Last month, Brazil announced a $66 billion stimulus to improve infrastructure and stoke investment. [Brazil ETFs Strengthen on Stimulus Measures]
The economy has slowed, which is reflected in the poor performance of iShares MSCI Brazil (NYSEArca: EWZ), which is down about 3% year to date and holds $10.2 billion in assets.
Still, some high-profile investors such as George Soros and Ray Dalio are bullish on the long-term outlook for Brazil.
Dalio, head of hedge fund firm Bridgewater Associates, added over $100 million to the Brazil ETF in the second quarter, his largest purchase, according to The Motley Fool.

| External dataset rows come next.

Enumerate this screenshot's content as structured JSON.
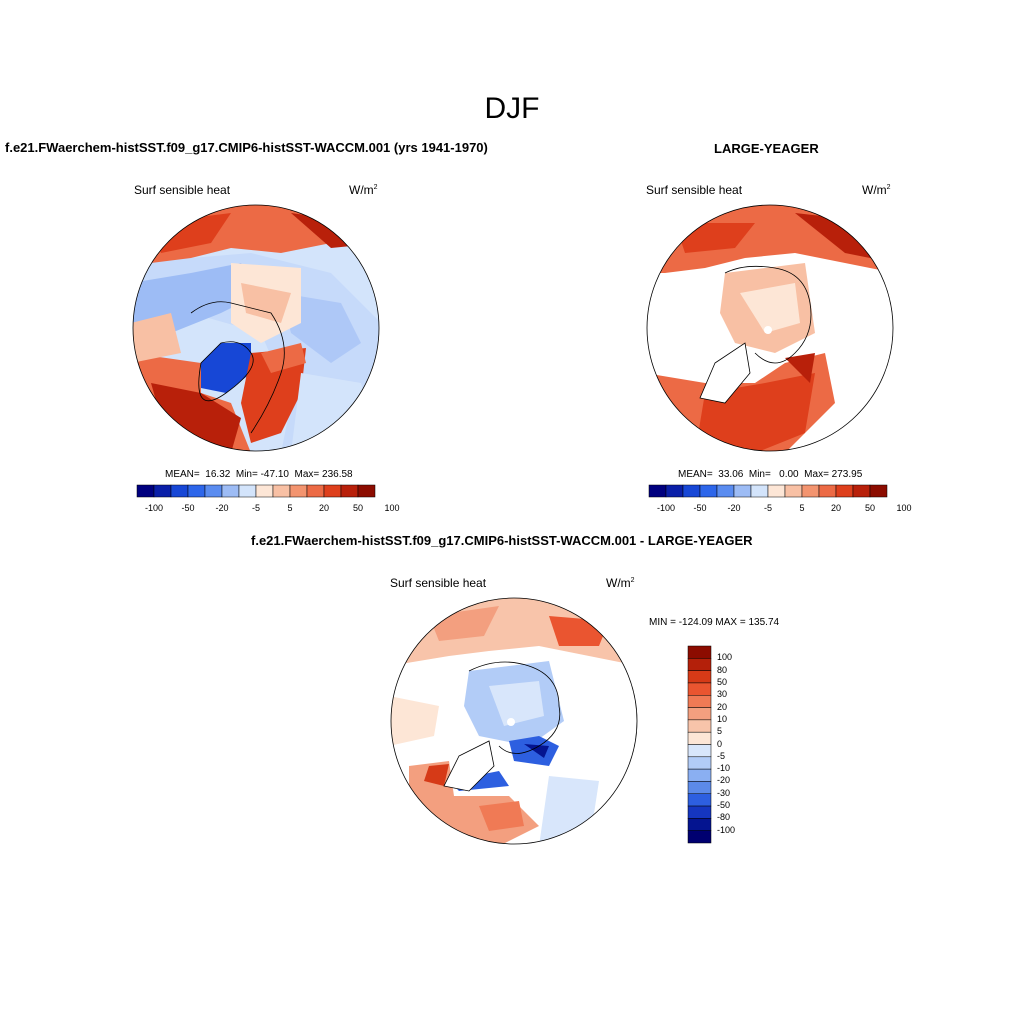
{
  "page": {
    "title": "DJF"
  },
  "panels": {
    "case": {
      "title": "f.e21.FWaerchem-histSST.f09_g17.CMIP6-histSST-WACCM.001 (yrs 1941-1970)",
      "field": "Surf sensible heat",
      "units": "W/m",
      "units_sup": "2",
      "stats": "MEAN=  16.32  Min= -47.10  Max= 236.58",
      "colorbar_ticks": [
        "-100",
        "-50",
        "-20",
        "-5",
        "5",
        "20",
        "50",
        "100"
      ]
    },
    "reference": {
      "title": "LARGE-YEAGER",
      "field": "Surf sensible heat",
      "units": "W/m",
      "units_sup": "2",
      "stats": "MEAN=  33.06  Min=   0.00  Max= 273.95",
      "colorbar_ticks": [
        "-100",
        "-50",
        "-20",
        "-5",
        "5",
        "20",
        "50",
        "100"
      ]
    },
    "difference": {
      "title": "f.e21.FWaerchem-histSST.f09_g17.CMIP6-histSST-WACCM.001 - LARGE-YEAGER",
      "field": "Surf sensible heat",
      "units": "W/m",
      "units_sup": "2",
      "stats": "MIN = -124.09 MAX = 135.74",
      "colorbar_levels": [
        "100",
        "80",
        "50",
        "30",
        "20",
        "10",
        "5",
        "0",
        "-5",
        "-10",
        "-20",
        "-30",
        "-50",
        "-80",
        "-100"
      ]
    }
  },
  "colors": {
    "abs_scale": [
      "#00007f",
      "#0a1fa8",
      "#1747d6",
      "#2d66ea",
      "#5a8cf0",
      "#9dbcf5",
      "#d3e4fb",
      "#fde6d6",
      "#f8c0a4",
      "#f3946f",
      "#ec6a45",
      "#de3f1c",
      "#b8200a",
      "#8c0c00"
    ],
    "diff_scale": [
      "#8c0c00",
      "#b4200a",
      "#d63a17",
      "#ea5530",
      "#f07a55",
      "#f39f7f",
      "#f8c4aa",
      "#fde6d6",
      "#d8e6fb",
      "#b2ccf7",
      "#8aaff2",
      "#5c8ae9",
      "#2d5fe0",
      "#1536c0",
      "#041490",
      "#000070"
    ]
  }
}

“Like so many other countries around the world, Brazil is experiencing declining economic growth. But when investors like Dalio are going in, others should follow,” Jonathan Yates wrote in the article.
In a recent speech to a gathering of bankers in San Paulo, former president Bill Clinton said, “If I were just sitting in a room betting on the future of rising countries, I’d bet on Brazil first,” according to the report. [ETF Chart of the Day: Brazil]
Small-caps on fire
One bullish signal is that Brazil small-cap ETFs are outperforming in 2012. For example, Market Vectors Brazil Small-Cap (NYSEArca: BRF) and iShares MSCI Brazil Small Cap (NYSEArca: EWZS) are up 11.6% and 19.3%, respectively, year to date.

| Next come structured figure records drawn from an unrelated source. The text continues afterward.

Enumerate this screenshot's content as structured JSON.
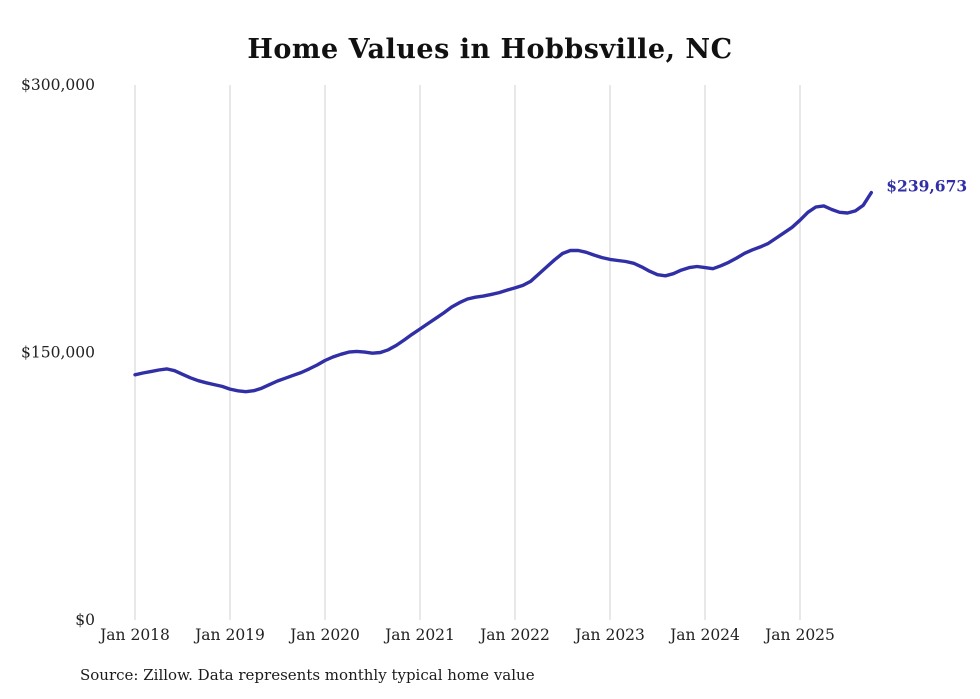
{
  "page": {
    "background": "#ffffff"
  },
  "chart_data": {
    "type": "line",
    "title": "Home Values in Hobbsville, NC",
    "series_name": "Monthly typical home value",
    "x_start": "Jan 2018",
    "x_interval_months": 1,
    "x_ticks": [
      "Jan 2018",
      "Jan 2019",
      "Jan 2020",
      "Jan 2021",
      "Jan 2022",
      "Jan 2023",
      "Jan 2024",
      "Jan 2025"
    ],
    "y_ticks": [
      {
        "label": "$0",
        "value": 0
      },
      {
        "label": "$150,000",
        "value": 150000
      },
      {
        "label": "$300,000",
        "value": 300000
      }
    ],
    "ylim": [
      0,
      300000
    ],
    "grid": "vertical-only",
    "legend": "none",
    "values": [
      137500,
      138500,
      139300,
      140200,
      140800,
      139800,
      137800,
      135800,
      134200,
      133000,
      132000,
      131000,
      129500,
      128500,
      128000,
      128600,
      130000,
      132000,
      134000,
      135600,
      137200,
      138800,
      140800,
      143000,
      145500,
      147500,
      149000,
      150200,
      150600,
      150200,
      149600,
      150000,
      151500,
      154000,
      157000,
      160200,
      163200,
      166200,
      169200,
      172200,
      175500,
      178000,
      180000,
      181000,
      181600,
      182600,
      183600,
      185000,
      186200,
      187600,
      190000,
      194000,
      198000,
      202000,
      205500,
      207200,
      207200,
      206200,
      204600,
      203200,
      202200,
      201600,
      201000,
      200000,
      198000,
      195600,
      193600,
      193000,
      194200,
      196200,
      197600,
      198200,
      197600,
      197000,
      198600,
      200600,
      203000,
      205600,
      207600,
      209200,
      211200,
      214200,
      217200,
      220200,
      224200,
      228600,
      231600,
      232200,
      230200,
      228600,
      228200,
      229400,
      232600,
      239673
    ],
    "end_label": "$239,673",
    "line_color": "#312fa6",
    "grid_color": "#d8d8d8",
    "source": "Source: Zillow. Data represents monthly typical home value"
  }
}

In fact, Brazilian small-cap stocks have risen to their most expensive level in three years versus large-cap shares, Bloomberg reports.

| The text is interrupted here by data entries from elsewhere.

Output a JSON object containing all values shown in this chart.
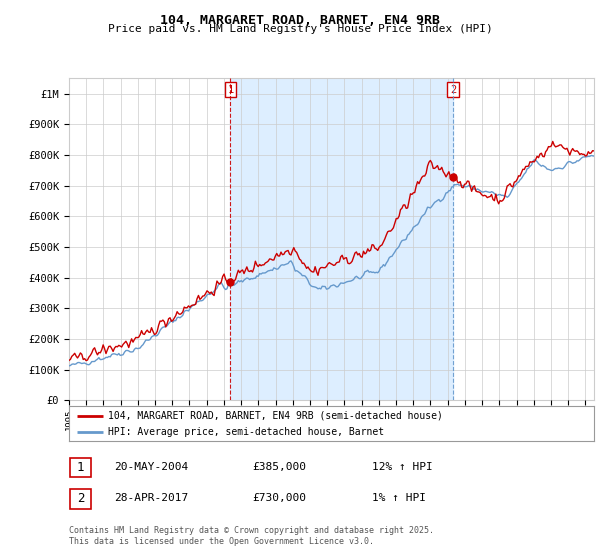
{
  "title": "104, MARGARET ROAD, BARNET, EN4 9RB",
  "subtitle": "Price paid vs. HM Land Registry's House Price Index (HPI)",
  "ylabel_ticks": [
    "£0",
    "£100K",
    "£200K",
    "£300K",
    "£400K",
    "£500K",
    "£600K",
    "£700K",
    "£800K",
    "£900K",
    "£1M"
  ],
  "ytick_vals": [
    0,
    100000,
    200000,
    300000,
    400000,
    500000,
    600000,
    700000,
    800000,
    900000,
    1000000
  ],
  "ylim": [
    0,
    1050000
  ],
  "xlim_start": 1995.0,
  "xlim_end": 2025.5,
  "xtick_years": [
    1995,
    1996,
    1997,
    1998,
    1999,
    2000,
    2001,
    2002,
    2003,
    2004,
    2005,
    2006,
    2007,
    2008,
    2009,
    2010,
    2011,
    2012,
    2013,
    2014,
    2015,
    2016,
    2017,
    2018,
    2019,
    2020,
    2021,
    2022,
    2023,
    2024,
    2025
  ],
  "sale1_x": 2004.38,
  "sale1_y": 385000,
  "sale2_x": 2017.32,
  "sale2_y": 730000,
  "legend_red_label": "104, MARGARET ROAD, BARNET, EN4 9RB (semi-detached house)",
  "legend_blue_label": "HPI: Average price, semi-detached house, Barnet",
  "ann1_date": "20-MAY-2004",
  "ann1_price": "£385,000",
  "ann1_hpi": "12% ↑ HPI",
  "ann2_date": "28-APR-2017",
  "ann2_price": "£730,000",
  "ann2_hpi": "1% ↑ HPI",
  "footer": "Contains HM Land Registry data © Crown copyright and database right 2025.\nThis data is licensed under the Open Government Licence v3.0.",
  "red_color": "#cc0000",
  "blue_color": "#6699cc",
  "shade_color": "#ddeeff",
  "bg_color": "#ffffff",
  "grid_color": "#cccccc"
}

Brazil is one of the so-called BRIC countries along with Russia, India and China.
Jim O’Neill at Goldman Sachs, who coined the term BRICs, is upbeat on Brazil’s economic growth potential.
“For starters, he thinks the steps Brazil is taking to jumpstart its economy–from lowering energy costs and improving the tax environment–justifies ignoring the country’s recent economic slowdown. O’Neill doesn’t think the slowdown will last long and thinks the country can grow by 4-5%,” Barron’s reports.
“As often with Brazil, the mood has swung too far to the other side of reality…Within a few months, that mood will be back,” O’Neill wrote in a note.
Brazil will host the 2014 World Cup and 2016 Summer Olympics.